The IPCC suggests that relying too much on unproven-at-scale technologies that capture and store fossil fuel emissions and remove carbon dioxide from the atmosphere is one of the greatest risks to staying below 1.5°C. On the other hand, of all the tools available, the IPCC finds that wind and solar technologies have the biggest potential to mitigate greenhouse gas emissions by 2030 at the lowest cost.
IISD’s Lighting the Path report analyzes the pathways that governments could follow to limit warming to 1.5°C without exceeding the levels of carbon capture and storage and carbon dioxide removal that the IPCC itself deems feasible and sustainable.
- Looking at feasible IPCC pathways that limit warming to 1.5°C, it is clear that no new oil and gas fields should be developed, no exploration should be conducted, and some fields will have to be retired before the end of their economic lifetime. Production from already licensed oil and gas fields will release carbon emissions well beyond what is consistent with the 1.5°C target. This is consistent with the findings of the IEA’s Net-Zero by 2050 report.
- To have a chance at achieving the goals of the Paris Agreement, the world must decrease global oil and gas production and consumption by 30% between now and 2030.
- The addition of new wind and solar energy needs to increase by an average of 18% and 19%, respectively, each year to 2030. Additional policies are needed to double the expected rate of wind and solar deployment by 2030 compared to what would be expected with current policies.
- There is an urgent need to plug the yearly USD 450 billion investment gap for wind and solar. More than USD 830 billion annually will need to be invested by 2030 to build out enough wind and solar energy to stay below 1.5°C. However, current policies are on track to deliver less than USD 380 billion/year by 2030.
- By 2030, the oil and gas industry is forecasted to increase its spending to nearly USD 600 billion on as-yet-undeveloped oil and gas fields, which are inconsistent with limiting warming to 1.5°C.
Quotes from the Authors
“IPCC 1.5°C pathways clearly illustrate the need to slash oil and gas production by 30% this decade to prevent dangerous emissions and avoid heavily relying on unproven technologies.
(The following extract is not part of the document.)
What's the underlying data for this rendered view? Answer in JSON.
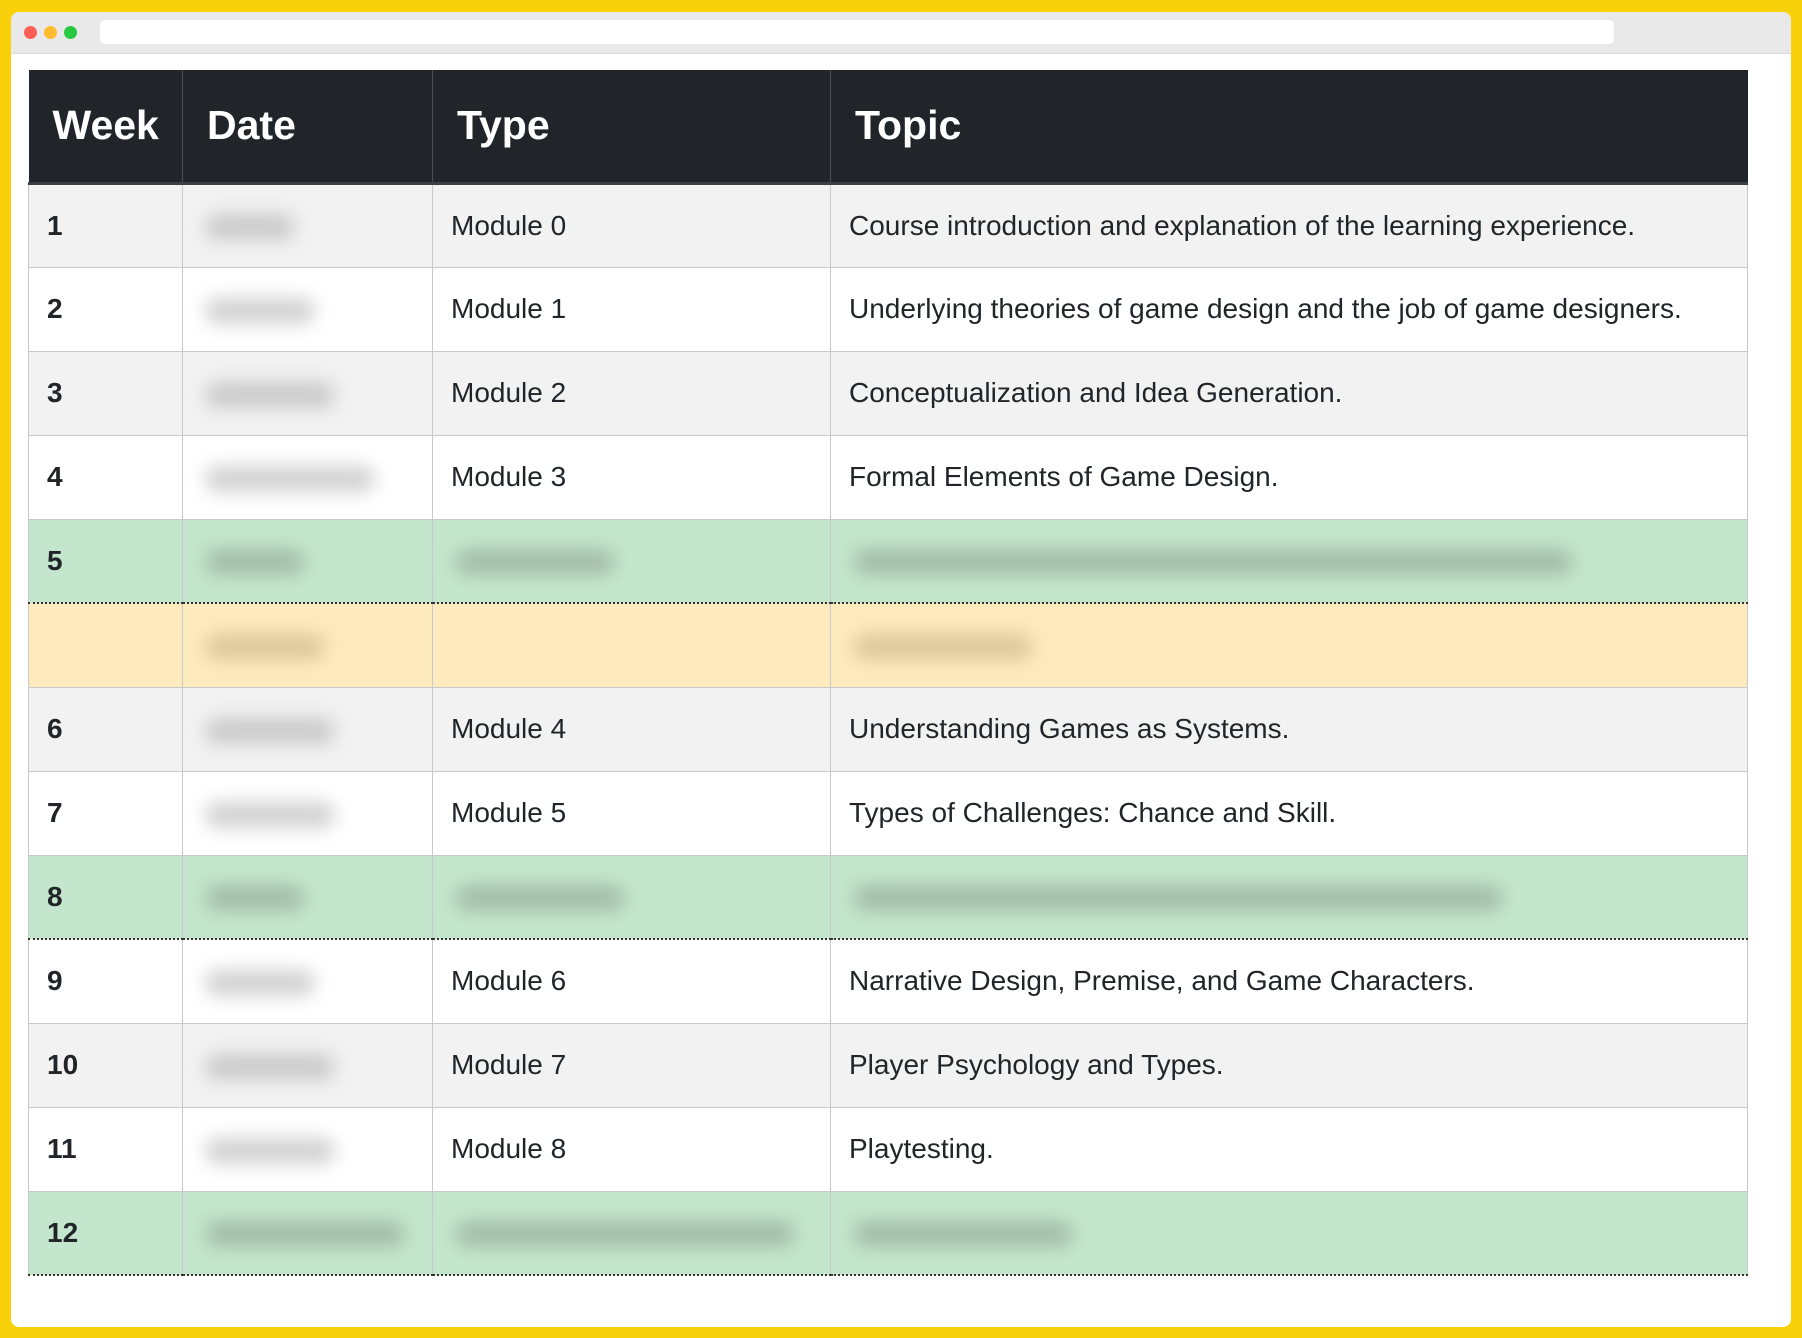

Reaching net-zero emissions by mid-century would otherwise require relying on carbon capture and removal to a greater extent than the IPCC judges feasible.”
Olivier Bois von Kursk, IISD, lead author of Lighting the Path
“The pathways published by the IPCC give critical insights into the future of the energy system. Our new analysis of these pathways leaves no question as to what policy-makers and investors must urgently do to achieve the Paris goals: end oil and gas licensing, exploration, and development; implement new policies to enable massive build out of wind and solar power; and redirect investments from fossil fuels to renewables.”